Reconnaissance Report by By Skie
Progress: Episode 1
I picked up this anime not expecting a whole lot from a show about rainbows, dancing, and singing featuring a thirteen year old. Set in modern day and very much geared for the pre-teen or teen demographic, Pretty Rhythm Rainbow Live (PRRL) is a show blending the magical girl and music idol genres with a bit of a twist. It’s bright, it’s happy, and it’s fun, but it lacks much depth which means one must be content with the what-you-see-is-what-you-get sparkles, copious amounts of rainbows, and numerous hearts.
Naru Ayase is a stereotypically happy, carefree, ambitious young girl with two creative parents and a dream to work at a fashionable store headed by a famous Prism Star. She gets the opportunity to explore that dream when she answers a job posting for a ‘middle school manager’ at a new boutique. The core of the show, however, centers around something called a Prism Show, a chaotic blend of ice skating, dancing, singing, and fashion, which apparently is so huge of a source of entertainment that even Physical Education classes in school offer training in the art. Describing the concept as chaotic is a generous statement – the sequence showcasing said Prism Shows had me going ‘okay so it’s a dance competition’ to ‘now it’s an ice-skating competition’ to a bewildering ‘now it’s a singing and dancing while playing an instrument AND skating one man show with rainbows’ that left me chuckling at the ridiculousness of the entire thing. Why a company wants to know if their manager-to-be can do all this is beyond me, regardless of the fact they want a teen for the job. The talent bar that has been set for any ambitious Prism Stars, and apparently managers, is something referred to as ‘mastering four Prism Jumps.’ What exactly a ‘Prism Jump’ is isn’t explained, so I’m left to assume from the sequence in which Naru performs that it’s a reference to the Axel technique in Figure Skating. A little research reveals that no skater has yet to perform a quadruple Axel in real life competition and so the show draws on this as its standard for how awesome a performer is.

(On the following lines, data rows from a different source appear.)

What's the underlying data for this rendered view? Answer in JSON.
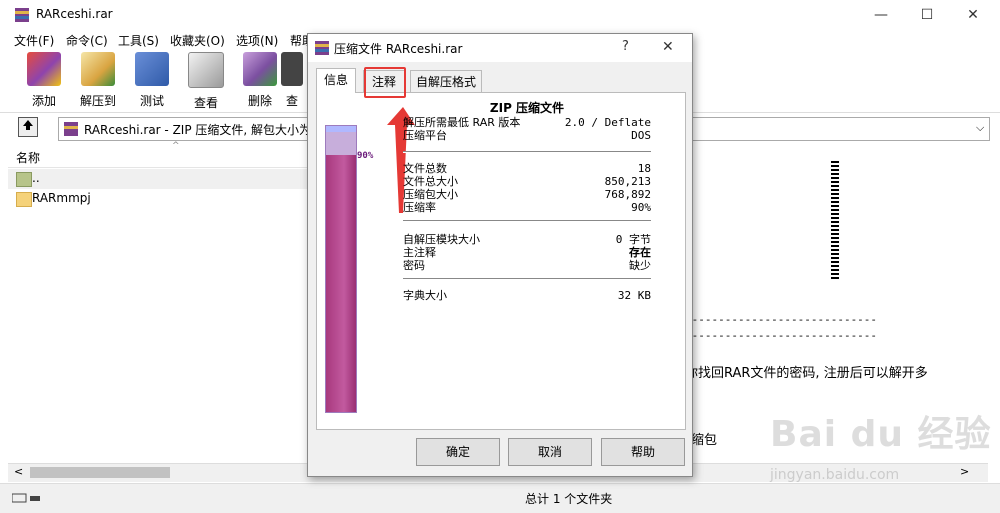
{
  "window": {
    "title": "RARceshi.rar",
    "controls": {
      "minimize": "—",
      "maximize": "☐",
      "close": "✕"
    }
  },
  "menu": [
    "文件(F)",
    "命令(C)",
    "工具(S)",
    "收藏夹(O)",
    "选项(N)",
    "帮助"
  ],
  "toolbar": [
    {
      "label": "添加",
      "icon": "add-archive-icon",
      "color": "#c0392b"
    },
    {
      "label": "解压到",
      "icon": "extract-to-icon",
      "color": "#d9a441"
    },
    {
      "label": "测试",
      "icon": "test-icon",
      "color": "#2f5aa8"
    },
    {
      "label": "查看",
      "icon": "view-icon",
      "color": "#9a9a9a"
    },
    {
      "label": "删除",
      "icon": "delete-icon",
      "color": "#7b4fa0"
    },
    {
      "label": "查",
      "icon": "find-icon",
      "color": "#444444"
    }
  ],
  "address": {
    "path": "RARceshi.rar - ZIP 压缩文件, 解包大小为 8"
  },
  "list": {
    "column_name": "名称",
    "rows": [
      {
        "name": "..",
        "icon": "parent-folder-icon"
      },
      {
        "name": "RARmmpj",
        "icon": "folder-icon"
      }
    ]
  },
  "comment": {
    "line1": "-----------------------------",
    "line2": "-----------------------------",
    "text1": "你找回RAR文件的密码, 注册后可以解开多",
    "text2": "缩包"
  },
  "status": {
    "total": "总计 1 个文件夹"
  },
  "dialog": {
    "title": "压缩文件 RARceshi.rar",
    "help_glyph": "?",
    "close_glyph": "✕",
    "tabs": [
      "信息",
      "注释",
      "自解压格式"
    ],
    "active_tab": 0,
    "highlight_tab": 1,
    "ratio_label": "90%",
    "ratio_value": 0.9,
    "archive_type": "ZIP 压缩文件",
    "props1": [
      {
        "k": "解压所需最低 RAR 版本",
        "v": "2.0 / Deflate"
      },
      {
        "k": "压缩平台",
        "v": "DOS"
      }
    ],
    "props2": [
      {
        "k": "文件总数",
        "v": "18"
      },
      {
        "k": "文件总大小",
        "v": "850,213"
      },
      {
        "k": "压缩包大小",
        "v": "768,892"
      },
      {
        "k": "压缩率",
        "v": "90%"
      }
    ],
    "props3": [
      {
        "k": "自解压模块大小",
        "v": "0 字节"
      },
      {
        "k": "主注释",
        "v": "存在"
      },
      {
        "k": "密码",
        "v": "缺少"
      }
    ],
    "props4": [
      {
        "k": "字典大小",
        "v": "32 KB"
      }
    ],
    "buttons": {
      "ok": "确定",
      "cancel": "取消",
      "help": "帮助"
    }
  },
  "watermark": {
    "brand": "Bai du 经验",
    "url": "jingyan.baidu.com"
  }
}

Beyond this entertainingly absurd stew of girls’ dreams is what appears to be a magical girl named Rinne and her companion Pikkoku, who glide together along rainbows in a dimension not our own singing and bringing the ‘Prism’s sparkle’ to worlds in need of its enlightenment. But when she heads off on her rainbow road towards a world in need, the dimension breaks and vast shards fall away and she’s stripped of her sparkly wings to fall into the darkness. She next appears for no discernible reason when Naru performs (also, incidentally for no discernible reason), so as for what role she plays, I have no idea – perhaps Naru’s synesthesia where she sees songs as colours causes Rinne to manifest? It’s all very unclear, and all the sparkles and hearts that accompany Rinne don’t help matters any.
What I will give this first episode, however, is that it leads to some interesting observations. First, the idea that a world is in need of a ‘Prism sparkle’ related to music has me intrigued. What is the Prism and why is its sparkle important? It evokes a sense similar to the ‘story’ of the Final Fantasy game Theatrythm, where the light of a world’s crystal is restored through music – I wonder if this is something PRRL is after. Second, the Prism Show seems to be a Virtual Reality experience where the performers use crystals to select outfits and perform on a special stage. It’s an interesting tweak to the idol concept and introduces opportunities for magical-girl transformation sequences. And third, Naru seems to have some sort of synesthesia where she experiences music and song as colours. This is the first time I’ve come across this concept in any anime I’ve seen so it’s a unique and refreshing concept in an otherwise generic set up. Fourth, there are penguins – three if the opening credits are to be believed – that are remarkably similar to the trio from Penguindrum, and their purpose appears to provide a rare collectible outfit for their respected partner to use. The toy tie-ins are obvious – collect all the Prism hearts! And finally, the animation reminds me of Madoka at points when it comes to the style and mannerisms of the characters. Indeed, I wonder if someone saw the success of Madoka and Penguindrum and wanted to capitalize on their quirks.
The audio is very important in an anime that focuses on performing song and dance and the music is pleasant enough. It’s vibrant, it’s happy, and it’s performed well. I found myself bobbing along with the music at a few points so I will definitely give Pretty Rhythm Rainbow Live points for that. However, the story telling is fractured and chaotic, there’s little discernible rhyme or reason to events and the characters all seem very flat in personality and design. It’s bright, it’s dazzling, and it’s full of happy music and sparkles, but thus far it’s generic, fragmented, and baffling. If you’re looking for fluff then this is it, but the first episode doesn’t promise much more than that.